We're Melbourne guys. The skin on my stomach was now a large, aggressive blister after an ill-advised sunbaking session. We drove aimlessly up and down the main strip in our little red VW Golf hire car. We began to feel like retirees waiting to die. This was after just two days.
By the third day we were scouring for menswear bargains at outlet stores.
Thankfully, our local mall, Harbour Town, had a cinema complex. We looked wrong amid the clumps of teenagers in surfwear - criminally wrong. We had probably picked a kid-friendly session but it appeared that adults on the Gold Coast didn't watch movies. They shopped for homewares and real estate.
Two or so hours later we walked out of Kill Bill and looked at each other as if we had just seen a burning bush in the desert. The numbing stupor of our Gold Coast surrounds retreated and life was now a kinetic explosion of sight and sound. We saw Kill Bill again the next day.
A small part of the Kill Bill experience was seeing The 5.6.7.8's perform in a nightclub scene. I had seen them live a couple of times and seeing them on screen in walloping Dolby surround connected me to the film in some small way. It was exciting they were part of something so incredible. It was like having a team to barrack for.
The 5.6.7.8's Can't Help It! is a compilation of their early 7" singles. I don't listen to it much. 7" singles are concentrated packets of rock'n'roll designed for jukebox listening and a whole CD can get a little tiring. But in one-two punch bursts it still sounds great. It's interesting to listen to changes in the band's sound from the '86 cuts to the '91 stuff. It's hard to go past 'Ah-So!' and the Wanda Jackson inspired 'Let's Have A Party', both from the three-piece '91 recordings.

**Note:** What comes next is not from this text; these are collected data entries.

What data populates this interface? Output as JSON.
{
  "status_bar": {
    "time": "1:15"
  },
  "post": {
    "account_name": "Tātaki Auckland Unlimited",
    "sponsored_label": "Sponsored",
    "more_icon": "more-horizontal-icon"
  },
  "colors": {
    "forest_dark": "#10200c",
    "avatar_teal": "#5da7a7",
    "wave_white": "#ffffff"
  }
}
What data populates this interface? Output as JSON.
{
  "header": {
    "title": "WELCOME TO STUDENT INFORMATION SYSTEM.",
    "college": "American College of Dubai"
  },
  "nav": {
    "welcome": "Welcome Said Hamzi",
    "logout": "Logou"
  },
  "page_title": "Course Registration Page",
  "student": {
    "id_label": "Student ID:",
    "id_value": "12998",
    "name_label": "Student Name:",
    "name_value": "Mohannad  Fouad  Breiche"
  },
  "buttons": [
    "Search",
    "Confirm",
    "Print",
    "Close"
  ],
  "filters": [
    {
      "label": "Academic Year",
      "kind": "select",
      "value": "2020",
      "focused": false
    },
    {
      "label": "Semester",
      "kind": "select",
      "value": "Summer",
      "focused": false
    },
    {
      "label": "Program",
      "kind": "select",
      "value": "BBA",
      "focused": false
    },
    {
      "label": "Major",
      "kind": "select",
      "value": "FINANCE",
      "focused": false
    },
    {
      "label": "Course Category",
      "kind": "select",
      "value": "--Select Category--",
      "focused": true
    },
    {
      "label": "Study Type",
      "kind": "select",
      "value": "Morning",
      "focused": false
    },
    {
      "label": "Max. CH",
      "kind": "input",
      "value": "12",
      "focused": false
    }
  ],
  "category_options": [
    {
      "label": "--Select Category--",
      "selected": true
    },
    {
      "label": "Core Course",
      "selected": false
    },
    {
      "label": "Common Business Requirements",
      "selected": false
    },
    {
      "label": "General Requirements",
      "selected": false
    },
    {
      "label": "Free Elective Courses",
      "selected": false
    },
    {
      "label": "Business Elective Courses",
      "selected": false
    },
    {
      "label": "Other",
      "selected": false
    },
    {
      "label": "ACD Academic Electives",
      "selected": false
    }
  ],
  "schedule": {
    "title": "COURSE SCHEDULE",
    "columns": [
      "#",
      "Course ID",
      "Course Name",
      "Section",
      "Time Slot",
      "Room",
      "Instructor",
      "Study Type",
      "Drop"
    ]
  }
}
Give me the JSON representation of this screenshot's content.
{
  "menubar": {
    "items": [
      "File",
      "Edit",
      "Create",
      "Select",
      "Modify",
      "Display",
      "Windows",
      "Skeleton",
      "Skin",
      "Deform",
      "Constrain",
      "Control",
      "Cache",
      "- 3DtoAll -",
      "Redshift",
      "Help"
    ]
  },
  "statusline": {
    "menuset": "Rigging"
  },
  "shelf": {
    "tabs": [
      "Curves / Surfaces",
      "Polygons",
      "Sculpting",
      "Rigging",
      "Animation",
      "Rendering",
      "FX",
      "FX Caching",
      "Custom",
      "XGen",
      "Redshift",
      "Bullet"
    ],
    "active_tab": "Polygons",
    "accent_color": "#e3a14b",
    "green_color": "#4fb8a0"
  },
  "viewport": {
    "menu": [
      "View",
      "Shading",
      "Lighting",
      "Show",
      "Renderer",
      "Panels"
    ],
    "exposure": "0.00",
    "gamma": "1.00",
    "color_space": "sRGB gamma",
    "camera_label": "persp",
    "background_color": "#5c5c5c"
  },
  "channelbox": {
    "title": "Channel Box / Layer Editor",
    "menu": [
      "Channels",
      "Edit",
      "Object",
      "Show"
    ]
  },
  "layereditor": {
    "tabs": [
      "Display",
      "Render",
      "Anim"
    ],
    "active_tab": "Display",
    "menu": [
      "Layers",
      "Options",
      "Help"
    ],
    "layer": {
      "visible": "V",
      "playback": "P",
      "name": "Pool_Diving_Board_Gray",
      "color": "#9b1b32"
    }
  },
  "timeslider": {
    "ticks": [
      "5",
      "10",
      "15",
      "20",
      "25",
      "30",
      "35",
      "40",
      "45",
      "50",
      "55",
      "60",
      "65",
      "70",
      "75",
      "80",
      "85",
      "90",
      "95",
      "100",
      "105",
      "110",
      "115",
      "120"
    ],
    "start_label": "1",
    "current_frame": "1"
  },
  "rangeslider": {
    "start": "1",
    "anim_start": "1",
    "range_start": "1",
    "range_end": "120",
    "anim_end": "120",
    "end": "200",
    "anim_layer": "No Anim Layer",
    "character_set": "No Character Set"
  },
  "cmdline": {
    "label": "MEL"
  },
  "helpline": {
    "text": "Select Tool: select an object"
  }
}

The real 5.6.7.8's experience is a live one: a great band to get drunk and sweaty with. I remember when their singles started appearing in the Au Go Go record shop singles rack next to all the grunge gloop Sub Pop churned out. It was a revelation for my stupid honky mind that Japanese women could rock'n'roll as well, and better, than stinky long-haired beefbrains from obscure north-west American timber towns. Among all the rehashed Black Sabbath riffs and quiet-loud song dynamics, The 5.6.7.8's spun their particularly Japanese take on the Gospel According to Lux & Ivy.

2 Comments:
You forgot to mention that The 5.6.7.8's "Can't Help It" CD is MINE!
Cass xx
Thanks, Tim. I'll contact you in 25 years or so when I'm up to "M". I like the idea of guest essays.